Alex Lissitsa, the Chief Executive Officer at Industrial Milk Company S.A, tells UkraineWorld that since Ukrainian dairy products received access to the EU market in early 2016, the areas for international trade have changed dramatically. By 2016, the supply of dairy products to the EU did not exceed some 700,000 dollars, while by the end of 2016, exports of these products from Ukraine already came to 3.4 million dollars. “High quality standards in Europe are also an important factor. The very fact that Ukraine got the right to export to the EU says that domestic producers meet these standards and thereby guarantee access not only to the European market but also to a number of other regions, Asia and the East,” Lissitsa says.

Unfortunately, the topic of duty-free quotas got too much attention in the Ukrainian media and turned into a stereotype, namely that the EU [allegedly] places restrictive quotas on Ukraine’s goods and limits the nation’s exports. The European market is presented as a closed zone. However, all of manufacturing industry is liberalized, as is the majority of the agricultural sector. The problem with the EU market is of a different nature: whether or not Ukraine will continue in future to export mainly low value-added raw materials. In this case, a Free Trade Area would be a dead-end.

Traditional markets: CIS and Asia

The positive dynamics for growing trade with EU countries will surely continue. However, the EU market is not the only and not even the main market for Ukrainian agricultural products.

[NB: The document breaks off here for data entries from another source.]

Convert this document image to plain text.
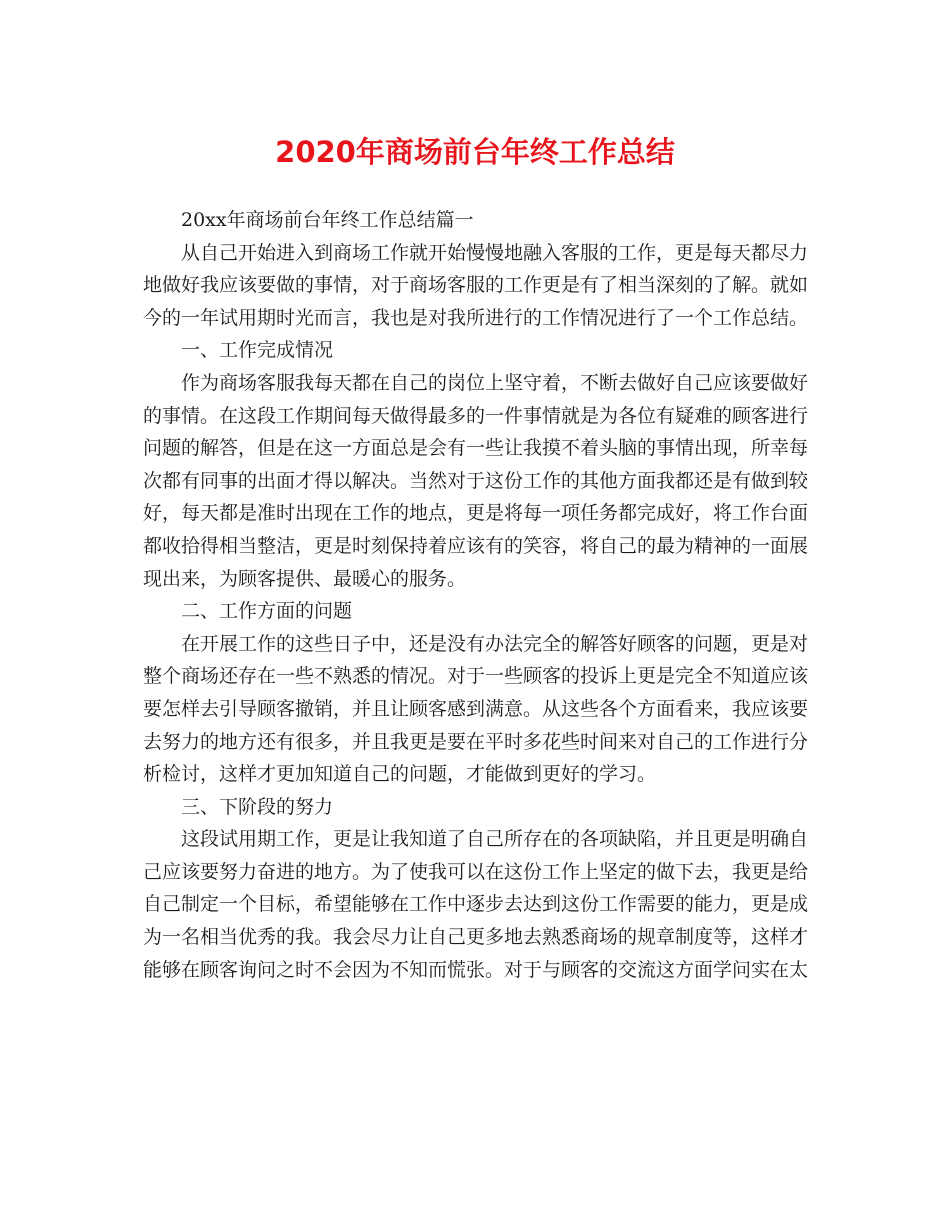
2020年商场前台年终工作总结

20xx年商场前台年终工作总结篇一

从自己开始进入到商场工作就开始慢慢地融入客服的工作，更是每天都尽力地做好我应该要做的事情，对于商场客服的工作更是有了相当深刻的了解。就如今的一年试用期时光而言，我也是对我所进行的工作情况进行了一个工作总结。

一、工作完成情况

作为商场客服我每天都在自己的岗位上坚守着，不断去做好自己应该要做好的事情。在这段工作期间每天做得最多的一件事情就是为各位有疑难的顾客进行问题的解答，但是在这一方面总是会有一些让我摸不着头脑的事情出现，所幸每次都有同事的出面才得以解决。当然对于这份工作的其他方面我都还是有做到较好，每天都是准时出现在工作的地点，更是将每一项任务都完成好，将工作台面都收拾得相当整洁，更是时刻保持着应该有的笑容，将自己的最为精神的一面展现出来，为顾客提供、最暖心的服务。

二、工作方面的问题

在开展工作的这些日子中，还是没有办法完全的解答好顾客的问题，更是对整个商场还存在一些不熟悉的情况。对于一些顾客的投诉上更是完全不知道应该要怎样去引导顾客撤销，并且让顾客感到满意。从这些各个方面看来，我应该要去努力的地方还有很多，并且我更是要在平时多花些时间来对自己的工作进行分析检讨，这样才更加知道自己的问题，才能做到更好的学习。

三、下阶段的努力

这段试用期工作，更是让我知道了自己所存在的各项缺陷，并且更是明确自己应该要努力奋进的地方。为了使我可以在这份工作上坚定的做下去，我更是给自己制定一个目标，希望能够在工作中逐步去达到这份工作需要的能力，更是成为一名相当优秀的我。我会尽力让自己更多地去熟悉商场的规章制度等，这样才能够在顾客询问之时不会因为不知而慌张。对于与顾客的交流这方面学问实在太
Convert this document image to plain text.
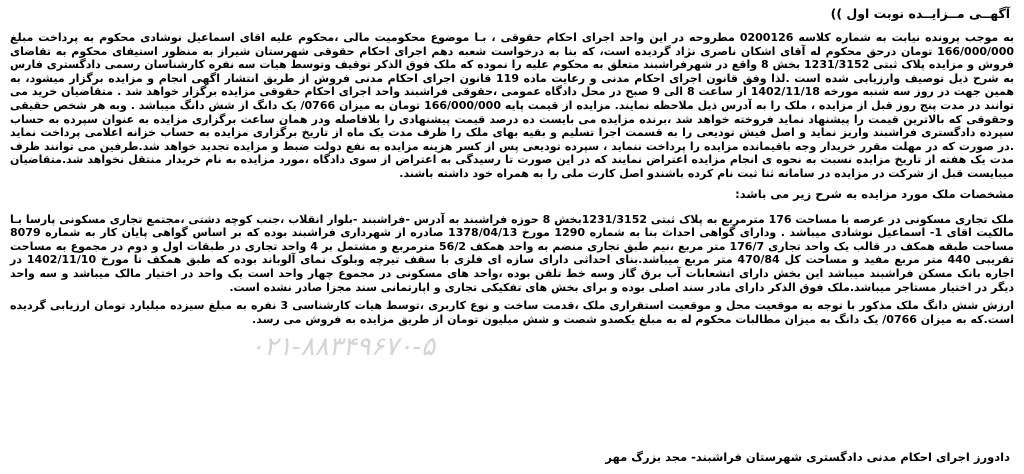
آگهــی مــزایــده نوبت اول ))

به موجب پرونده نیابت به شماره کلاسه 0200126 مطروحه در این واحد اجرای احکام حقوقی ، بـا موضوع محکومیت مالی ،محکوم علیه اقای اسماعیل نوشادی محکوم به پرداخت مبلغ 166/000/000 تومان درحق محکوم له آقای اشکان ناصری نژاد گردیده است، که بنا به درخواست شعبه دهم اجرای احکام حقوقی شهرستان شیراز به منظور استیفای محکوم به تقاضای فروش و مزایده پلاک ثبتی 1231/3152 بخش 8 واقع در شهرفراشبند متعلق به محکوم علیه را نموده که ملک فوق الذکر توقیف وتوسط هیات سه نفره کارشناسان رسمی دادگستری فارس به شرح ذیل توصیف وارزیابی شده است .لذا وفق قانون اجرای احکام مدنی و رعایت ماده 119 قانون اجرای احکام مدنی فروش از طریق انتشار اگهی انجام و مزایده برگزار میشود، به همین جهت در روز سه شنبه مورخه 1402/11/18 از ساعت 8 الی 9 صبح در محل دادگاه عمومی ،حقوقی فراشبند واحد اجرای احکام حقوقی مزایده برگزار خواهد شد . متقاضیان خرید می توانند در مدت پنج روز قبل از مزایده ، ملک را به آدرس ذیل ملاحظه نمایند. مزایده از قیمت پایه 166/000/000 تومان به میزان 0766/ یک دانگ از شش دانگ میباشد . وبه هر شخص حقیقی وحقوقی که بالاترین قیمت را پیشنهاد نماید فروخته خواهد شد ،برنده مزایده می بایست ده درصد قیمت پیشنهادی را بلافاصله ودر همان ساعت برگزاری مزایده به عنوان سپرده به حساب سپرده دادگستری فراشبند واریز نماید و اصل فیش تودیعی را به قسمت اجرا تسلیم و بقیه بهای ملک را ظرف مدت یک ماه از تاریخ برگزاری مزایده به حساب خزانه اعلامی پرداخت نماید .در صورت که در مهلت مقرر خریدار وجه باقیمانده مزایده را پرداخت ننماید ، سپرده تودیعی پس از کسر هزینه مزایده به نفع دولت ضبط و مزایده تجدید خواهد شد.طرفین می توانند ظرف مدت یک هفته از تاریخ مزایده نسبت به نحوه ی انجام مزایده اعتراض نمایند که در این صورت تا رسیدگی به اعتراض از سوی دادگاه ،مورد مزایده به نام خریدار منتقل نخواهد شد.متقاضیان میبایست قبل از شرکت در مزایده در سامانه ثنا ثبت نام کرده باشندو اصل کارت ملی را به همراه خود داشته باشند.

مشخصات ملک مورد مزایده به شرح زیر می باشد:

ملک تجاری مسکونی در عرصه با مساحت 176 مترمربع به پلاک ثبتی 1231/3152بخش 8 حوزه فراشبند به آدرس -فراشبند -بلوار انقلاب ،جنب کوچه دشتی ،مجتمع تجاری مسکونی پارسا بـا مالکیت اقای 1- اسماعیل نوشادی میباشد . ودارای گواهی احداث بنا به شماره 1290 مورخ 1378/04/13 صادره از شهرداری فراشبند بوده که بر اساس گواهی پایان کار به شماره 8079 مساحت طبقه همکف در قالب یک واحد تجاری 176/7 متر مربع ،نیم طبق تجاری منضم به واحد همکف 56/2 مترمربع و مشتمل بر 4 واحد تجاری در طبقات اول و دوم در مجموع به مساحت تقریبی 440 متر مربع مفید و مساحت کل 470/84 متر مربع میباشد.بنای احداثی دارای سازه ای فلزی با سقف تیرچه وبلوک نمای آلوباند بوده که طبق همکف تا مورخ 1402/11/10 در اجاره بانک مسکن فراشبند میباشد این بخش دارای انشعابات آب برق گاز وسه خط تلفن بوده ،واحد های مسکونی در مجموع چهار واحد است یک واحد در اختیار مالک میباشد و سه واحد دیگر در اختیار مستاجر میباشد.ملک فوق الذکر دارای مادر سند اصلی بوده و برای بخش های تفکیکی تجاری و اپارتمانی سند مجزا صادر نشده است.

ارزش شش دانگ ملک مذکور با توجه به موقعیت محل و موقعیت استقراری ملک ،قدمت ساخت و نوع کاربری ،توسط هیات کارشناسی 3 نفره به مبلغ سیزده میلیارد تومان ارزیابی گردیده است.که به میزان 0766/ یک دانگ به میزان مطالبات محکوم له به مبلغ یکصدو شصت و شش میلیون تومان از طریق مزایده به فروش می رسد.

۰۲۱-۸۸۳۴۹۶۷۰-۵
دادورز اجرای احکام مدنی دادگستری شهرستان فراشبند- مجد بزرگ مهر
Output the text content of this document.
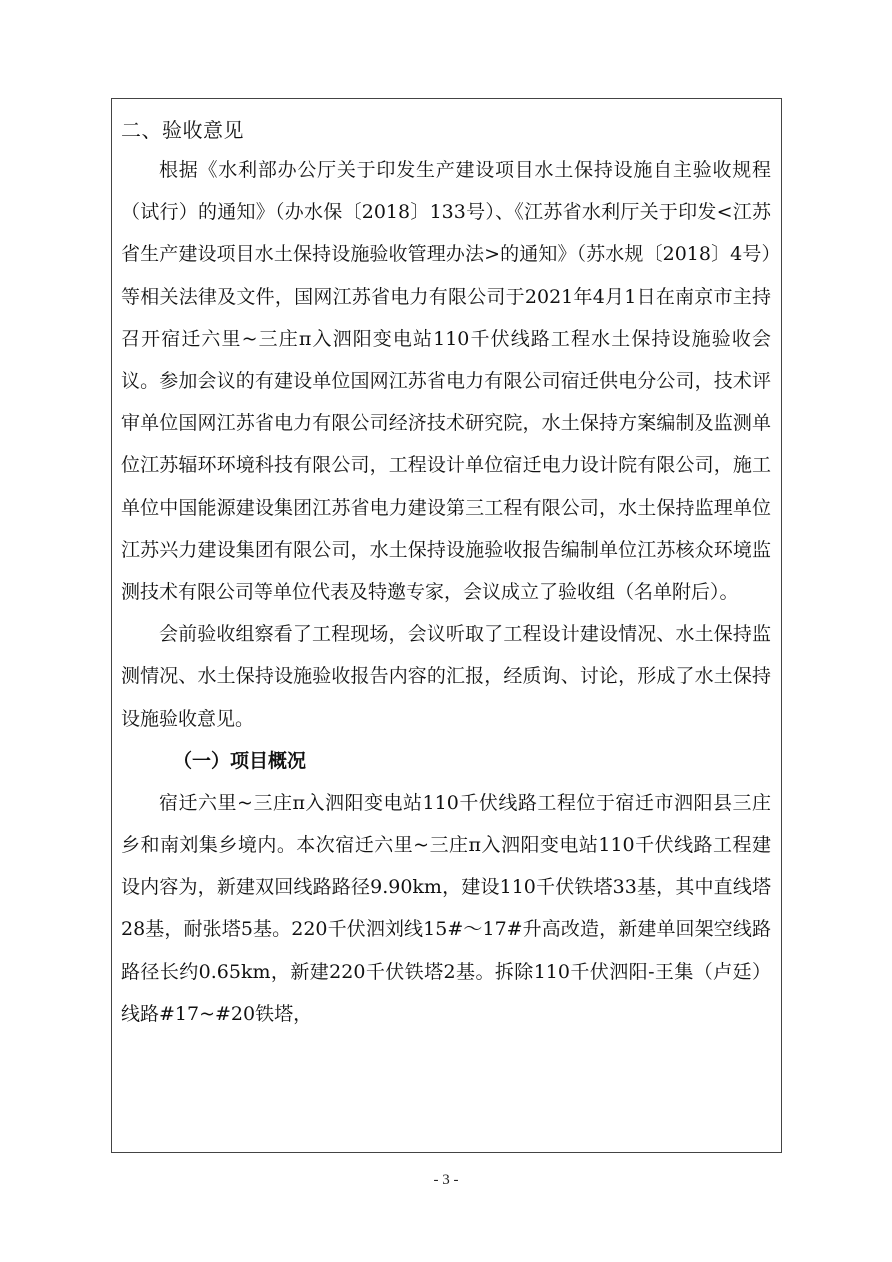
二、验收意见

根据《水利部办公厅关于印发生产建设项目水土保持设施自主验收规程（试行）的通知》（办水保〔2018〕133号）、《江苏省水利厅关于印发<江苏省生产建设项目水土保持设施验收管理办法>的通知》（苏水规〔2018〕4号）等相关法律及文件，国网江苏省电力有限公司于2021年4月1日在南京市主持召开宿迁六里~三庄π入泗阳变电站110千伏线路工程水土保持设施验收会议。参加会议的有建设单位国网江苏省电力有限公司宿迁供电分公司，技术评审单位国网江苏省电力有限公司经济技术研究院，水土保持方案编制及监测单位江苏辐环环境科技有限公司，工程设计单位宿迁电力设计院有限公司，施工单位中国能源建设集团江苏省电力建设第三工程有限公司，水土保持监理单位江苏兴力建设集团有限公司，水土保持设施验收报告编制单位江苏核众环境监测技术有限公司等单位代表及特邀专家，会议成立了验收组（名单附后）。

会前验收组察看了工程现场，会议听取了工程设计建设情况、水土保持监测情况、水土保持设施验收报告内容的汇报，经质询、讨论，形成了水土保持设施验收意见。

（一）项目概况

宿迁六里~三庄π入泗阳变电站110千伏线路工程位于宿迁市泗阳县三庄乡和南刘集乡境内。本次宿迁六里~三庄π入泗阳变电站110千伏线路工程建设内容为，新建双回线路路径9.90km，建设110千伏铁塔33基，其中直线塔28基，耐张塔5基。220千伏泗刘线15#～17#升高改造，新建单回架空线路路径长约0.65km，新建220千伏铁塔2基。拆除110千伏泗阳-王集（卢廷）线路#17~#20铁塔，

- 3 -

Currently, exporters are focused on the CIS and Asia, less regulated in terms of product quality and showing active demand from a rising population. In 2017 the main consumer region for Ukrainian milk was Asia, as 39% of all dairy products were supplied to the region, with Turkey, Georgia, and China being the largest consumers. In 2017, 35% of all dairy products supplied from Ukraine were exported to CIS countries, in the main to Kazakhstan, Moldova, and Azerbaijan. At the same time, EU-28 countries account for just 6% of deliveries, and 65% of exports to this region falls to the Netherlands. Namely, the export of dairy products, eggs, and honey in cash equivalent to Turkey in the first quarter of 2018 amount in almost 11 million USD, while just 600,000 USD to the Netherlands.

After the loss of the Russian market for dairy products, Ukraine basically lost about 70% of its exports. As for today, the Russian market is not completely replaced, but as Alex Lissitsa tells UkraineWorld, there is certain success being enjoyed in reorienting towards CIS countries. “At the same time, this situation gave impetus to the expansion of the geography of trade and gave the opportunity to diversify flows. And again, taking into consideration the dynamics of the development of the East in coming years, there is every chance of increasing the volumes of dairy supplies and to exceed the volumes of the pre-crisis period in the long run for the next couple of years,” Lissitsa says.

There was always a strategy for Ukraine to be a worldwide trading country. The EU is a great partner, of course, but we should be pragmatic and aim to be a global player,” Taras Kachka explains to UkraineWorld. “Only Russia and the populists put it that way: you either sell to the EU or to us. Ukraine’s real interest is the national producers who should be able to sell anywhere in the world,” he concludes.

Anna Kyslytska is an analyst at Internews Ukraine and at UkraineWorld, an information and networking initiative.